There is a work team that maintains a level of mediocrity and has settled into this mode of performance quite nicely. The team has stopped attempting to present innovative ideas to move the company forward. The team has stopped presenting ideas to add new revenue streams to the company. The team has stopped trusting each other as well as leadership. This team has come to be this way because the leader is an enabler. The leader enables the team to be mediocre by not taking ideas seriously, not holding people accountable, pitting employees against each other, and not leading the team, among other things.
In a coaching engagement, the coach helps the leader identify enabling behaviors. To begin, the coach might administer an assessment, including questions such as:
1. Do you often become frustrated or angry at the poor performance of your team?
2. Do you deny poor performance by ignoring, minimizing, justifying or rationalizing it?
3. Do you hope the team’s lackluster performance will improve or that it isn’t really as bad as you think?
4. Do you spend a lot of time thinking or worrying about individuals on the team?
5. Do you desire to protect or do you actually protect brown-nosing employees from consequences of his or her inappropriate behavior or?
6. Have you felt manipulated, used or betrayed by members of the team when he or she promised to improve and didn’t?
7. Have you consciously avoided an employee?
8. Do you lack clear, definite standards of performance and professional conduct for your team?
9. Have you gradually lowered your expectations for acceptable performance by poor performing employees?
10. Do you avoid confronting employees about their poor performance?
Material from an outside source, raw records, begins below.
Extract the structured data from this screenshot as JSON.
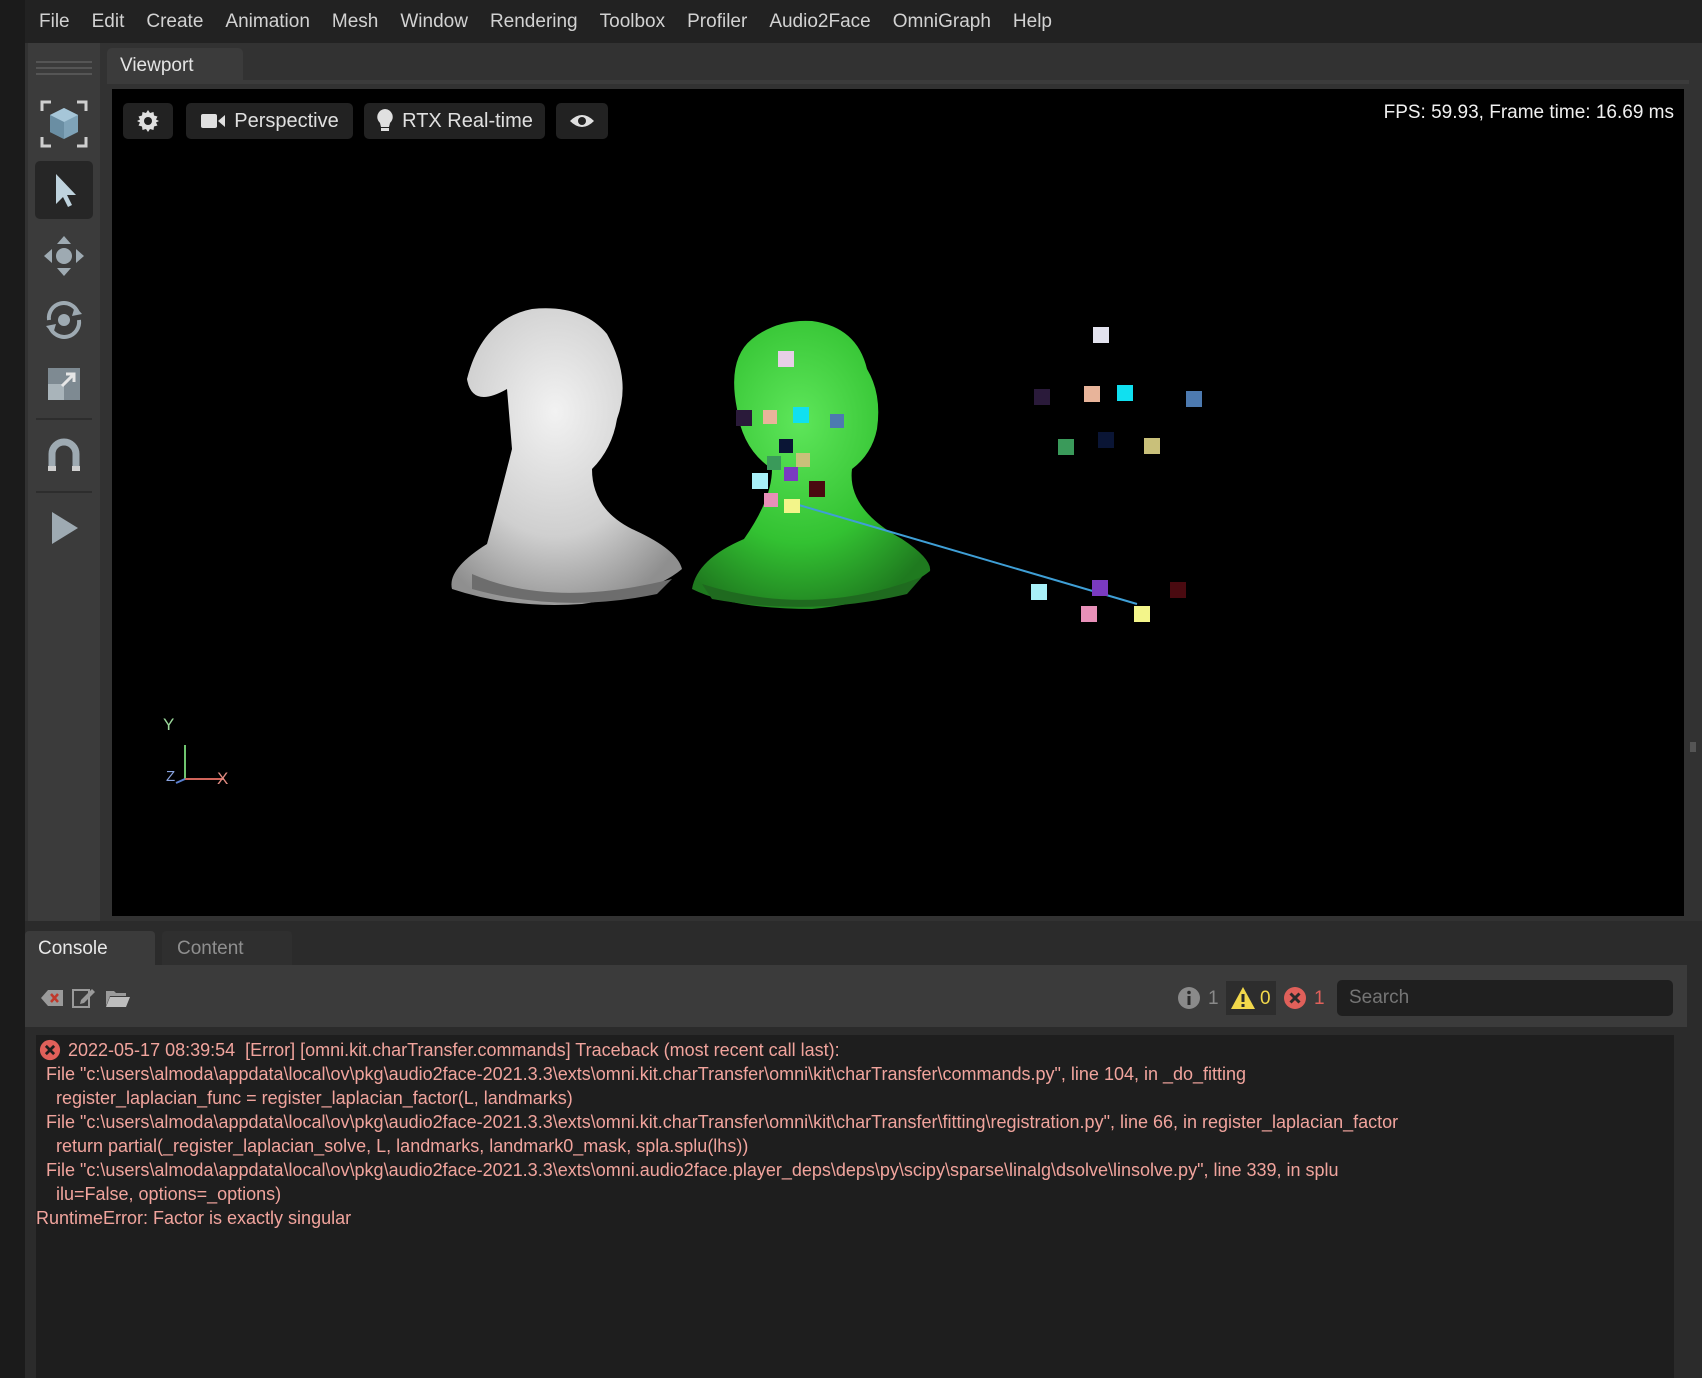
{
  "menu": [
    "File",
    "Edit",
    "Create",
    "Animation",
    "Mesh",
    "Window",
    "Rendering",
    "Toolbox",
    "Profiler",
    "Audio2Face",
    "OmniGraph",
    "Help"
  ],
  "viewport": {
    "tab_label": "Viewport",
    "camera_label": "Perspective",
    "render_label": "RTX Real-time",
    "fps_text": "FPS: 59.93, Frame time: 16.69 ms",
    "axis": {
      "y": "Y",
      "x": "X",
      "z": "Z"
    }
  },
  "tools": [
    "frame-icon",
    "select-icon",
    "move-icon",
    "rotate-icon",
    "scale-icon",
    "snap-icon",
    "play-icon"
  ],
  "console": {
    "tabs": {
      "console": "Console",
      "content": "Content"
    },
    "counts": {
      "info": "1",
      "warning": "0",
      "error": "1"
    },
    "search_placeholder": "Search",
    "lines": [
      "2022-05-17 08:39:54  [Error] [omni.kit.charTransfer.commands] Traceback (most recent call last):",
      "  File \"c:\\users\\almoda\\appdata\\local\\ov\\pkg\\audio2face-2021.3.3\\exts\\omni.kit.charTransfer\\omni\\kit\\charTransfer\\commands.py\", line 104, in _do_fitting",
      "    register_laplacian_func = register_laplacian_factor(L, landmarks)",
      "  File \"c:\\users\\almoda\\appdata\\local\\ov\\pkg\\audio2face-2021.3.3\\exts\\omni.kit.charTransfer\\omni\\kit\\charTransfer\\fitting\\registration.py\", line 66, in register_laplacian_factor",
      "    return partial(_register_laplacian_solve, L, landmarks, landmark0_mask, spla.splu(lhs))",
      "  File \"c:\\users\\almoda\\appdata\\local\\ov\\pkg\\audio2face-2021.3.3\\exts\\omni.audio2face.player_deps\\deps\\py\\scipy\\sparse\\linalg\\dsolve\\linsolve.py\", line 339, in splu",
      "    ilu=False, options=_options)",
      "RuntimeError: Factor is exactly singular"
    ]
  }
}
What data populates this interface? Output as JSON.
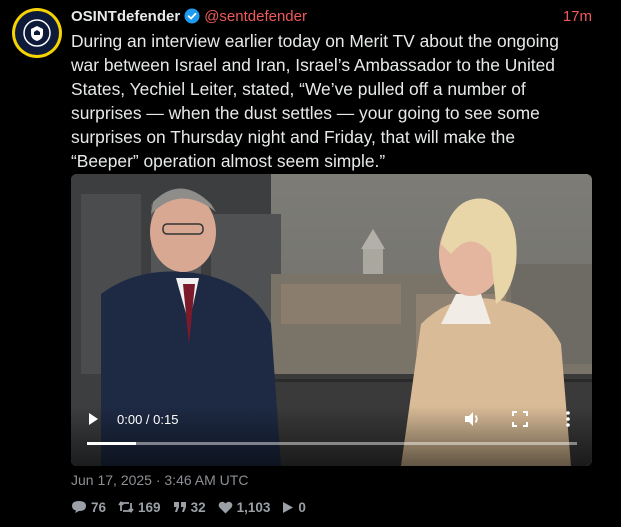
{
  "account": {
    "name": "OSINTdefender",
    "handle": "@sentdefender",
    "time_ago": "17m"
  },
  "tweet": {
    "text": "During an interview earlier today on Merit TV about the ongoing\nwar between Israel and Iran, Israel’s Ambassador to the United\nStates, Yechiel Leiter, stated, “We’ve pulled off a number of\nsurprises — when the dust settles — your going to see some\nsurprises on Thursday night and Friday, that will make the\n“Beeper” operation almost seem simple.”",
    "posted_at": "Jun 17, 2025 · 3:46 AM UTC"
  },
  "video": {
    "time_display": "0:00 / 0:15",
    "progress_fraction": 0.1
  },
  "stats": {
    "replies": "76",
    "retweets": "169",
    "quotes": "32",
    "likes": "1,103",
    "views": "0"
  },
  "colors": {
    "accent": "#f05a5a",
    "verified": "#1d9bf0",
    "avatar_ring": "#f5d400"
  }
}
If you answered “yes” to 3 or more of these questions, the leader is likely an enabler.
Chances are great that the enabling leader is not cognizant of his behavior, so one of the first areas to approach is awareness. The challenge for the coach is moving the leader toward awareness while following the leader’s expressed agenda for the session or overall coaching engagement. For example:
The leader may have indicated that his goal for that coaching session is to learn stress reduction techniques. The coach might ask, “What are the causes of your stress?” to begin moving the leader toward awareness.
If the leader responds “work,” then the coach might ask, “What about work causes you stress?”
If the leader responds “lazy employees,” then the coach might ask, “Why do you believe the employees are lazy?”
Questioning will continue along these lines until the light bulb goes off and the leader acknowledges he may be the cause of the laziness, and thus, the cause of his own stress.
The coach will end the session by asking, “What actions can you take this week to relieve your stress?” Hopefully, the answer is something like, “have a goal-directed team meeting” or “clearly define performance expectations.”
No matter the response, the coach will encourage the leader to take specific actions toward specific outcomes. The coach will serve as an accountability partner during the next session to ensure the leader took certain actions. If specific actions were not taken, the coach would start a line of questioning related to obstacles that may have kept the leader from taking action. At some point, the focus of coaching may turn toward how the leader can empower his team.
Coaching is a wonderful tool for self discovery, growth, action planning and goal obtainment. Without the leader participating in coaching, this team is doomed to fail. When a leader takes the first step toward self discovery through coaching, he empowers himself, and ultimately – his team.